NASA Seeks Innovations from American Universities

NASA is looking for some early stage space technology innovations from US universities. NASA is asking for proposals from accredited US universities that focus on innovative, early stage space technology that will improve shielding from space radiation, spacecraft thermal management, and optic systems. NASA feels that those three areas need dramatic improvements over existing systems to move space exploration forward.

NASA has some far out tech in mind, such as early-stage technologies and to protect astronauts from space radiation such as active radiation shielding. This would be things such as a shield composed of electromagnetic force fields surrounding a spacecraft to block radiation. Alternatively, NASA is considering multifunction materials that are improvements on components used today. NASA also wants new technology to allow reading and monitoring of radiation during space flights. NASA also wants new technology for the thermal management of fuels in space. Specifically, NASA wants improved technology for fuel tanks and refueling stations in space that store cryogenic propellants such as hydrogen over long distances and periods time.
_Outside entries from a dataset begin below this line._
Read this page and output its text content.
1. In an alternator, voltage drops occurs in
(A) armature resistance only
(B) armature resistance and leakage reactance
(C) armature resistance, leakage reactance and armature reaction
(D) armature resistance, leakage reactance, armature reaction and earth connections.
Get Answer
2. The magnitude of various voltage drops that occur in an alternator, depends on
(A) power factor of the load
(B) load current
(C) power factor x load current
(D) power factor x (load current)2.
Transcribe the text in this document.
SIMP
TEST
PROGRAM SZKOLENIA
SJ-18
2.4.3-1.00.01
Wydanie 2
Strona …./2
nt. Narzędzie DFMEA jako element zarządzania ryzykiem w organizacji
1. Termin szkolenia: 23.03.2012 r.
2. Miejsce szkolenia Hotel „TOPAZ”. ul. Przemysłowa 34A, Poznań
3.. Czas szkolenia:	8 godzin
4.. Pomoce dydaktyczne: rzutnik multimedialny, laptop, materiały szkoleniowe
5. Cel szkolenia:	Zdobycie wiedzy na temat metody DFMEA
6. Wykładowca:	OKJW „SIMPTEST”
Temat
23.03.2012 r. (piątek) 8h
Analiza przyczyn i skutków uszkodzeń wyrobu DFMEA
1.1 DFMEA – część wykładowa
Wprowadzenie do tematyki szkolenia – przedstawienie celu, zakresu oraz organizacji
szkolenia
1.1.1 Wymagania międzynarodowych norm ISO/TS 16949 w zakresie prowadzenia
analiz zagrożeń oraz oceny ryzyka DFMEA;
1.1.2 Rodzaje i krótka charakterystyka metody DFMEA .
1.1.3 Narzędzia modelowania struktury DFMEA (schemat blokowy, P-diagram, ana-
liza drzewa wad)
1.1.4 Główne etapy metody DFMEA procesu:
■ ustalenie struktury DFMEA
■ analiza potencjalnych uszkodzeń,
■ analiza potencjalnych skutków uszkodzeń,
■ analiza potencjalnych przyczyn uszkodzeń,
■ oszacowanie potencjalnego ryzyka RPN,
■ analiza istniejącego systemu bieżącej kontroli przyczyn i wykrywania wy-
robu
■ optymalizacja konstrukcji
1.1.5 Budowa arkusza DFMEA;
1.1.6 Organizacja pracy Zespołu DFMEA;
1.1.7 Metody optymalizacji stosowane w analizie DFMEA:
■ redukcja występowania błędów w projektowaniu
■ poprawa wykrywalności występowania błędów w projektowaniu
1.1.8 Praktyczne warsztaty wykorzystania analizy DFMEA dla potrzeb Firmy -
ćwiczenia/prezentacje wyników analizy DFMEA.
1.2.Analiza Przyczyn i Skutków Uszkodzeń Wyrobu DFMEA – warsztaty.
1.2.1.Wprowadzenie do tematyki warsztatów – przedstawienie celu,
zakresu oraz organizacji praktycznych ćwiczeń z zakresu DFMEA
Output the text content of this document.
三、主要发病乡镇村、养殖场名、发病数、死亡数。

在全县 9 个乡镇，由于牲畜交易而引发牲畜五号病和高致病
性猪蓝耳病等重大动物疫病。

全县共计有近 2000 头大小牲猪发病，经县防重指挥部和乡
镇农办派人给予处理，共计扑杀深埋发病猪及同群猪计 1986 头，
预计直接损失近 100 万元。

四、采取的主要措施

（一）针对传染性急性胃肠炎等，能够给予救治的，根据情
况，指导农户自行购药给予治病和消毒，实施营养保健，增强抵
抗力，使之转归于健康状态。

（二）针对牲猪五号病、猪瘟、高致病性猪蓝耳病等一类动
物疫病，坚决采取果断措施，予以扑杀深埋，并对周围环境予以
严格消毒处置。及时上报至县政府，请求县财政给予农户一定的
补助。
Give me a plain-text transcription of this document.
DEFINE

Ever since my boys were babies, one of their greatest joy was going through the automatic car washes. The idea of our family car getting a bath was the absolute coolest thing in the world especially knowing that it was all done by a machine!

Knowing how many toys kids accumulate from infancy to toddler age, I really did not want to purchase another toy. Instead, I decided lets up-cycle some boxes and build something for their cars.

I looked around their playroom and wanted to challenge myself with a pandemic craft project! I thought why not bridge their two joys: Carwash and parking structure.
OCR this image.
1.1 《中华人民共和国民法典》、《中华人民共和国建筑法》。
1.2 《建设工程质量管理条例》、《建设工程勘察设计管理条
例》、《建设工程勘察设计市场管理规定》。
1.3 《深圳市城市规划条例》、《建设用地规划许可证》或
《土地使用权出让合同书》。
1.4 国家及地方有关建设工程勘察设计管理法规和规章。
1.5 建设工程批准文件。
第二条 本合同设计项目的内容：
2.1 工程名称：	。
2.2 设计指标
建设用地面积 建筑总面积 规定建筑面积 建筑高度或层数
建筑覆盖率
The proposals will also include technologies for developing lightweight mirrors using next-generation techniques and materials for mirrors and advanced optical systems. Specifically, NASA wants to advance early-stage active wavefront sensing and control system technologies used in large aperture space-based observatories and telescopes. NASA intends to offer 10 awards to universities for projects it likes based on the merit of the proposals. The awards will be for one year with an additional year possible, and the typical annual award is expected to be $250,000.

"Both science and human deep space missions pose serious challenges that require new, innovative technological solutions," said Space Technology Program Director Michael Gazarik at NASA Headquarters in Washington. "Radiation, thermal management and optical systems were all identified in the National Research Council's report on NASA Space Technology Roadmaps as priority research areas. This call seeks new ideas in these areas."